In Nigeria, our biggest social challenge is poverty. I am a strong believer that the most effective way to fight poverty is to accelerate enterprise. At some point, this could all be private sector and industry-driven; but until then, we must be deliberate about achieving what you call “fiscal cushions” on the way there, otherwise the country will implode before our very eyes. For a country as large as Nigeria, the government cannot just be a bystander or umpire – at least not at the beginning. It must be an enabler, sometimes an executor. It must take the risks, push the boundaries, catalyze the ecosystems, until the sector is significantly de-risked and private sector is able to own and drive it completely. So, when my mentor and boss, Okechukwu Enelamah, was nominated as a Minister, it only made sense that I follow him and use the opportunity to try and make an impact in this regard. GEEP was the ripest project to achieve this goal, and the execution was under his Ministry.
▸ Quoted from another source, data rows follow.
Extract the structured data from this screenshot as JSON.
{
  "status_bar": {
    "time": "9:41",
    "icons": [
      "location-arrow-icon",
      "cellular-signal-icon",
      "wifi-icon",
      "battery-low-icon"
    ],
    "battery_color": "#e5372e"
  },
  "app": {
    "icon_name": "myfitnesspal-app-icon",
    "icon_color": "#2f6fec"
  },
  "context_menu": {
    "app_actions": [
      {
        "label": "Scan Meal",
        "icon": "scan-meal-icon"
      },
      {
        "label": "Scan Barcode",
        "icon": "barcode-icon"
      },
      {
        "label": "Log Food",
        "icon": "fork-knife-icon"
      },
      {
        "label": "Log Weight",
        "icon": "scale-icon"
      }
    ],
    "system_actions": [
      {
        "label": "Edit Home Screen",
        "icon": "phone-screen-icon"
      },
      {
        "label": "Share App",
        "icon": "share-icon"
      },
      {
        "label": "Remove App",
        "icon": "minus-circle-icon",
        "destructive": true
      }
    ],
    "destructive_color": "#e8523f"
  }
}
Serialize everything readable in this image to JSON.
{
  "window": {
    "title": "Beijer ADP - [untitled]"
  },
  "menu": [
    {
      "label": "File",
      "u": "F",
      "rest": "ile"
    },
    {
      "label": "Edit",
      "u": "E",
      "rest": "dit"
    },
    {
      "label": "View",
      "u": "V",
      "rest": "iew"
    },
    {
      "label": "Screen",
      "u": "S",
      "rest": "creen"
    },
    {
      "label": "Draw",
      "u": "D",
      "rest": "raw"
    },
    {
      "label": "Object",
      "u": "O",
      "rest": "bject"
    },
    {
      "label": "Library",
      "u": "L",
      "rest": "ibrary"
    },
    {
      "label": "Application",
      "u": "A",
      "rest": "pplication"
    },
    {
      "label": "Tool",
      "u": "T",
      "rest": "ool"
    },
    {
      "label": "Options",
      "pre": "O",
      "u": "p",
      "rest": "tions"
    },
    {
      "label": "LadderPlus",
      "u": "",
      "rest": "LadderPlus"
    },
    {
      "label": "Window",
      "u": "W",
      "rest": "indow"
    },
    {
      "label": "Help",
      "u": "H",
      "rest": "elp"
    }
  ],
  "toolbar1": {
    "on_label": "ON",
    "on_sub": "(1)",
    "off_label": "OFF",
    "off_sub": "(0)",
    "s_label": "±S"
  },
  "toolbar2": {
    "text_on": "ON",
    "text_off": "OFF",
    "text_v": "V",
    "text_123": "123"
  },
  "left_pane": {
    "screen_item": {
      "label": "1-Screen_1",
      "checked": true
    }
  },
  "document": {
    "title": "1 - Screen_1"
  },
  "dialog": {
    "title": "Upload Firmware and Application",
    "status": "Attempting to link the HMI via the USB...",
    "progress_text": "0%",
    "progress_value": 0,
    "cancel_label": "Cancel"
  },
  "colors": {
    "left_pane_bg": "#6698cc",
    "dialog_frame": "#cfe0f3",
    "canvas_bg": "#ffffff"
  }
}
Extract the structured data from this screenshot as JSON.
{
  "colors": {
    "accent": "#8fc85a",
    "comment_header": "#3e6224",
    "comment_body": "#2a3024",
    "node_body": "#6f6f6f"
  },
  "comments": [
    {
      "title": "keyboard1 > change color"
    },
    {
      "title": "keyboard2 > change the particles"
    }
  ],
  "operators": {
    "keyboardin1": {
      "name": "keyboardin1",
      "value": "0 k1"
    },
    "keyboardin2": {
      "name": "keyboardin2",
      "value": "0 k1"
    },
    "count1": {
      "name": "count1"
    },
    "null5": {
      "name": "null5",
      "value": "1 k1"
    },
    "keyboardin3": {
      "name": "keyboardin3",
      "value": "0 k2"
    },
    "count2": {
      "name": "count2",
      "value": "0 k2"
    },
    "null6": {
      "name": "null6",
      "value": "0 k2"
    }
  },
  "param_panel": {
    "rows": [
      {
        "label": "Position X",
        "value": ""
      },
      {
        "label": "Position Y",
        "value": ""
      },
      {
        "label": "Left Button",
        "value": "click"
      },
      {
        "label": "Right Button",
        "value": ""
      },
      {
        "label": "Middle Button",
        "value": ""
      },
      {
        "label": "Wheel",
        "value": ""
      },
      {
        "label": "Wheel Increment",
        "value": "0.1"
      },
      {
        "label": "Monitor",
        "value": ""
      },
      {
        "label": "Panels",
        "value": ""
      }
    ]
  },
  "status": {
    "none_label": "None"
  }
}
But I must tell you that, having been to some of the most remote parts of this country, almost clocking 30 states, nothing could have prepared me for this experience and given me a true understanding of Nigeria.
At 31yrs, what do you say to people who think you are quite young to be playing a lead role on such a massive project? How has the journey been, and what drives you?
I consider it a rare privilege to be doing work this important. In a geriatric society like ours, age typically takes precedence over capacity or intellect. I remain grateful to the visionaries who have defied the odds and taken a big bet on me. These people include the Vice President himself, Prof. Yemi Osinbajo; the Minister for Trade and Investment, Okechukwu Enelamah; and the Executive Director at BOI, Mrs. Toyin Adeniji with whom I have worked very closely with over the past 2 years. They see what most other people don’t see: that the future of Nigeria’s leadership is in our young, and that there is a growing tribe of us with some of the best of education, experience, and capacity to serve.
I never wake up any day thinking I am too young to manage an operation of this scale, or that we can’t make it truly transformative. As a matter of fact, I think youth and energy are major advantages. I apply myself totally, and demand the same of the team. We bring the best of technology, innovation, new thinking, to something as stereotypically archaic as government. Imagine driving a government project without a single piece of paper or unnecessary intermediaries in the process. I am talking unique identification, everything interconnected by technology and systems, no forms, no godfathers. We hop on flights on short notice, go to the most remote parts of Nigeria and spend days and weeks there. It is a truly immersive experience where youth can only be an advantage, if not even a requirement. And there is strategic thinking, leveraging on one’s networks including more senior mentors and leadership, while still having the nimbleness to go down market and find the most driven of our young and putting them to work.